6."11 SAMURAIs" -c1 『風流』
-c1『風流』
11月も半ばにさしかかってきた。
紅葉もピークを迎え、あたりは色とりどりの景色である。
日は徐々に短くなって、五時過ぎの学校の廊下をオレンジ色に照らしていた。
空高く馬肥ゆる秋かな。
だが、流石にこのくらいの季節になると、あたりはすっかり肌寒い。
風もだんだん冷たくなってきて、冬がもうそこまで顔を出している気配である。
今の俺にはそれが憂鬱の種だった。
秋は好きだが、冬はあまり好きではないのである。
いつまでも秋だったらいいのに。
そう思うが、そんなことは四季折々進んでいくこの国で叶う訳はないし、むしろ叶ってしまったら駄目な気さえしてくる。
移ろいゆく中の秋。
それが良いのかもしれない。
そんなことを思いながら、俺は手に持っていたブレザーを羽織直して、窓から見える銀杏に視線を戻した。

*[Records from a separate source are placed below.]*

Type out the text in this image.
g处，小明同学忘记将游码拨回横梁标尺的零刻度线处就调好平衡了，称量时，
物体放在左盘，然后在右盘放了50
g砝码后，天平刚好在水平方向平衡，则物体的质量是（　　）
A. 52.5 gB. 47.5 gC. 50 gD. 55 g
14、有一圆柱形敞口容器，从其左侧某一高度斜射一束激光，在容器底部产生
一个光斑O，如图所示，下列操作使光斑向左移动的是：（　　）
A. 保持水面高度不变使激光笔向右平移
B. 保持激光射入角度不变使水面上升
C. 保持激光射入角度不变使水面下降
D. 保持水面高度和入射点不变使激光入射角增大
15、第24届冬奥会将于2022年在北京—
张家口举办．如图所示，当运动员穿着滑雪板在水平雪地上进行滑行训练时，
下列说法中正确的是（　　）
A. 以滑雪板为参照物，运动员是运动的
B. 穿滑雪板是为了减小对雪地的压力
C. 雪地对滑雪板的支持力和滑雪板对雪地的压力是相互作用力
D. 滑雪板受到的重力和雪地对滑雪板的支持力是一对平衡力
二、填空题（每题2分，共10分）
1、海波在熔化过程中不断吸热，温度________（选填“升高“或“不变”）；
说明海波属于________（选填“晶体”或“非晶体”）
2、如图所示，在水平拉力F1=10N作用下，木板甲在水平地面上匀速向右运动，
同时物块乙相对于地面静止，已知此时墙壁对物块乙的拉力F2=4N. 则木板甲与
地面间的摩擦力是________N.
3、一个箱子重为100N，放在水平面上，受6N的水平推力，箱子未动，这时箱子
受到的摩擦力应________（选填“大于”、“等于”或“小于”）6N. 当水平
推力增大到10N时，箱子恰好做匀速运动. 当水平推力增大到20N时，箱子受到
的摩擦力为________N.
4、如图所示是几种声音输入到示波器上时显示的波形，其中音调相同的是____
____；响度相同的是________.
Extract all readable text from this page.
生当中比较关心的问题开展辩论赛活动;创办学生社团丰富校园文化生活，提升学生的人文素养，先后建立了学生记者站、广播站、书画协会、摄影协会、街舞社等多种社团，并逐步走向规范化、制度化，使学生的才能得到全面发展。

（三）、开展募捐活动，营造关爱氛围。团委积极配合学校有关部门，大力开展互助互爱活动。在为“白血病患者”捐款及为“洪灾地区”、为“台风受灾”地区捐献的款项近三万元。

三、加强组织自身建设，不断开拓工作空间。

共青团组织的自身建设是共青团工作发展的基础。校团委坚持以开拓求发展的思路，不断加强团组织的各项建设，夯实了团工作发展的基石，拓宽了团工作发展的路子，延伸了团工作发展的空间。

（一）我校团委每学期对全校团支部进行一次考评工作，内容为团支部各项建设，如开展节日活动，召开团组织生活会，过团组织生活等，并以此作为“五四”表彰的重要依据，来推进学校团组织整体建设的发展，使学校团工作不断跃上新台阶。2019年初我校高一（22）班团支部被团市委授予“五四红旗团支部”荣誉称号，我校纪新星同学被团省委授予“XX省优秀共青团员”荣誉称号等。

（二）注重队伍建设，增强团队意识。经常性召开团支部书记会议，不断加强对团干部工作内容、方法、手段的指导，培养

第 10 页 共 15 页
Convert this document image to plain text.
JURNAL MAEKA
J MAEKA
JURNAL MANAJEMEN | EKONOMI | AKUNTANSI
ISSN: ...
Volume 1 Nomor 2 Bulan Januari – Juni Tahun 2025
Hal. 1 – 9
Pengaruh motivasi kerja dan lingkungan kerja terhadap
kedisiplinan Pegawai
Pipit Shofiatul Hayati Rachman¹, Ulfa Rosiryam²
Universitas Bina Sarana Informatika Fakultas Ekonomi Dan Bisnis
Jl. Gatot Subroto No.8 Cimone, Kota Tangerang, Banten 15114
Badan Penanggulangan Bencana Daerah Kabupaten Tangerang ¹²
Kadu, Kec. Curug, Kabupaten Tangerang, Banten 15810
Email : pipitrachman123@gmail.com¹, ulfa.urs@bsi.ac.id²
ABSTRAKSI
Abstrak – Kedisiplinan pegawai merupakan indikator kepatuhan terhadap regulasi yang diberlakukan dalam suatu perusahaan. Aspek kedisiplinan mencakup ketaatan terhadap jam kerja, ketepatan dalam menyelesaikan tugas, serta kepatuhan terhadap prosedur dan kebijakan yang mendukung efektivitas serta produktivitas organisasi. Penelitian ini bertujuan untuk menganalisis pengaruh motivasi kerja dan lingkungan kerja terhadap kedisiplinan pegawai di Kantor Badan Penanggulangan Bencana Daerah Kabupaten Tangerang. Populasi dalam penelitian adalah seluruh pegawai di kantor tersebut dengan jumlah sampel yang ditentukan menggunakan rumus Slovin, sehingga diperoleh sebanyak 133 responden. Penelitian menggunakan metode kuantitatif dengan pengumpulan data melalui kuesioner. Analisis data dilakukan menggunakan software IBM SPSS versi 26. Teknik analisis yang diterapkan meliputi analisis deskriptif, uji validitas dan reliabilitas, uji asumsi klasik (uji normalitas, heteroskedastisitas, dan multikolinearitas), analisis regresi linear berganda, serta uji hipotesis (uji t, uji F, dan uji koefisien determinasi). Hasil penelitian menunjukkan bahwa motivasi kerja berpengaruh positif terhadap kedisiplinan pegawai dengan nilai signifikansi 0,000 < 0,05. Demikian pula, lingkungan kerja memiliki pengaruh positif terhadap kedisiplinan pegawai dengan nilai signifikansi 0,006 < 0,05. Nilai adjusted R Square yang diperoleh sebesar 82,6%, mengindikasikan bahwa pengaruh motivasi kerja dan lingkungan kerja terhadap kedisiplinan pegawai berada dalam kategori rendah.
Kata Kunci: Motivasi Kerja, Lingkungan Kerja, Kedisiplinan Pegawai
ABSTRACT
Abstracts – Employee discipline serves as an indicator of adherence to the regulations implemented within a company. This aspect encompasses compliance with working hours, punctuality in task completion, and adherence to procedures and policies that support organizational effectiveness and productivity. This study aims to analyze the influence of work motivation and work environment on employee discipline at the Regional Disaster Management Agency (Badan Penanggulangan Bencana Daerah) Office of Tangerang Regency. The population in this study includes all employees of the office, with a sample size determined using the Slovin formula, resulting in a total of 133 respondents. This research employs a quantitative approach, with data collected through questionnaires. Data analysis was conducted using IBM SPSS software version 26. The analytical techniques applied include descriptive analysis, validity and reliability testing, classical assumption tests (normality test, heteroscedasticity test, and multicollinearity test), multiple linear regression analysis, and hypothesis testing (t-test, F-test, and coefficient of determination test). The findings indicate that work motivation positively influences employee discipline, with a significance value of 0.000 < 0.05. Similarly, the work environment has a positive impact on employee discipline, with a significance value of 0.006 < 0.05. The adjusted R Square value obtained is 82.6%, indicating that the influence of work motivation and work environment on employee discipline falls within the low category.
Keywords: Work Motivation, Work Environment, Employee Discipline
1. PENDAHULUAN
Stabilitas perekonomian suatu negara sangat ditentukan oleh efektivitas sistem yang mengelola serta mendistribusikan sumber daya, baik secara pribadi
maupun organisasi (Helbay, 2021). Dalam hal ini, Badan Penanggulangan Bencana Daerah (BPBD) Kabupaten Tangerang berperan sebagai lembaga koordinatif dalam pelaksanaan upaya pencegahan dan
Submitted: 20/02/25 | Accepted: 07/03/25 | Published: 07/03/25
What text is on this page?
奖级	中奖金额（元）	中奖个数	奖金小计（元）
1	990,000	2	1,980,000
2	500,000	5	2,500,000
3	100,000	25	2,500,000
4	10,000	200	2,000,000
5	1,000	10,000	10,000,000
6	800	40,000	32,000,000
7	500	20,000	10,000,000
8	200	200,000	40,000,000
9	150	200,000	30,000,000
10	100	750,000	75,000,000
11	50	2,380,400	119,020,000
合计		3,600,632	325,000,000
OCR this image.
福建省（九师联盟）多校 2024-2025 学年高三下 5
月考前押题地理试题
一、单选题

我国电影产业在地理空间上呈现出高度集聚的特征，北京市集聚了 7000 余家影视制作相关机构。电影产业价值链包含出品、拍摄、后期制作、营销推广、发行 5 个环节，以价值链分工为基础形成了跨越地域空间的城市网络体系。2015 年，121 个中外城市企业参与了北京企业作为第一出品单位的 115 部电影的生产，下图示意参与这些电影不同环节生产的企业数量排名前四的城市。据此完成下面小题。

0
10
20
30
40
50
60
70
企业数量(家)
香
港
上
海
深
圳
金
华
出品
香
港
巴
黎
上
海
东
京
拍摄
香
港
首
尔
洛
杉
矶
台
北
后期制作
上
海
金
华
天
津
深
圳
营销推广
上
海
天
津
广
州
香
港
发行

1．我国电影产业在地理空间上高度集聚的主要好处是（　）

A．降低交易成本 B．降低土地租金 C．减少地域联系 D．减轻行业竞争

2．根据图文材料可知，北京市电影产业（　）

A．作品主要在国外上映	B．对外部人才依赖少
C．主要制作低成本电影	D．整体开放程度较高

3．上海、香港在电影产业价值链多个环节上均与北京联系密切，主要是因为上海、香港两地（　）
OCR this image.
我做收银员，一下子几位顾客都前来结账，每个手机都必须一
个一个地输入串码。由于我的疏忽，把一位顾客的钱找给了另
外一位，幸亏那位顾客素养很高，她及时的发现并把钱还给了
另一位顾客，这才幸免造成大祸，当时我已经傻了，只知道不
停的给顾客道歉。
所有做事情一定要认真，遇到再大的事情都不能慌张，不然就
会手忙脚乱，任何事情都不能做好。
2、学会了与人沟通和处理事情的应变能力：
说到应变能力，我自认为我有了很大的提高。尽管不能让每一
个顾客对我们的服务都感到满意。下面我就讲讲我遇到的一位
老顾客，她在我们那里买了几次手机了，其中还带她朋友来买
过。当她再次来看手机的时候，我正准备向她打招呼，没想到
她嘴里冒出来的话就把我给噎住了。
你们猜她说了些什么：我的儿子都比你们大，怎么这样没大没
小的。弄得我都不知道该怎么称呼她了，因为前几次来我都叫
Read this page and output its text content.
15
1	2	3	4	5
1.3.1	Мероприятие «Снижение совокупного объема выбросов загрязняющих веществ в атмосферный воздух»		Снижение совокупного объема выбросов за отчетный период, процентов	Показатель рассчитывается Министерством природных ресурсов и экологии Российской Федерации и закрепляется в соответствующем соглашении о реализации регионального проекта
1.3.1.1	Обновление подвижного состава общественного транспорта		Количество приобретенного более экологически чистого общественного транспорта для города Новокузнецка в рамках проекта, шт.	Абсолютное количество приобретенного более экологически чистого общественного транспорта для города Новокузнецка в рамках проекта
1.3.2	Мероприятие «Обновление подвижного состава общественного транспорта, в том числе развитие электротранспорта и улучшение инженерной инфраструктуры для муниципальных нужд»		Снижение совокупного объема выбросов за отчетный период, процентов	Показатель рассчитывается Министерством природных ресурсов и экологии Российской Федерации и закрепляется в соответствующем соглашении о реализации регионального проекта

授業が終わってしばらく経った後の廊下は、なかなか閑散としている。
皆さっさとクラブに行ったり帰宅したのだろう。
長い廊下には、俺一人。
誰もいないのは気を遣わなくていい。
俺は思う。
まるで“例の計画”のせいで再び訪れたドタバタな毎日で疲れた心をいやしてくれるようだ。
窓の外の銀杏の真っ黄色が、そんな思考に彩りを添える。
俺は静けさを存分に堪能。
普段の喧騒がまるで嘘のよう。
こんな静かで素敵な毎日をひそかに希望。
……あ、韻踏んだな、今。
なんだか今日は頭の中が風流な感じだ……。
そんなしょうもないことで可笑しくなった、その時。
俺は手元の携帯に振動を感じた。
携帯を開くと。
『休憩終わりしこと甚だし』
「…………、はあ。」
師匠まで風流で被せてくるとは思わなかった。
……もうそんなに経ったんですか、なるほど……。
画面に表示されたメールをみて思わずため息。
その一人和やかタイムを打ち破る勢いのある短文に現実に回帰、である。
儚い時間だった……まるで、どこかに行ってしまった俺の静かな秋のようだ……。
だが、まあ、仕方ない。
彼女も自分の時間を割いて付き合ってくれているのだ。
俺は首を振って風流な思考回路を振り払い、気合いを入れて向かいの図書室のドアを開けた。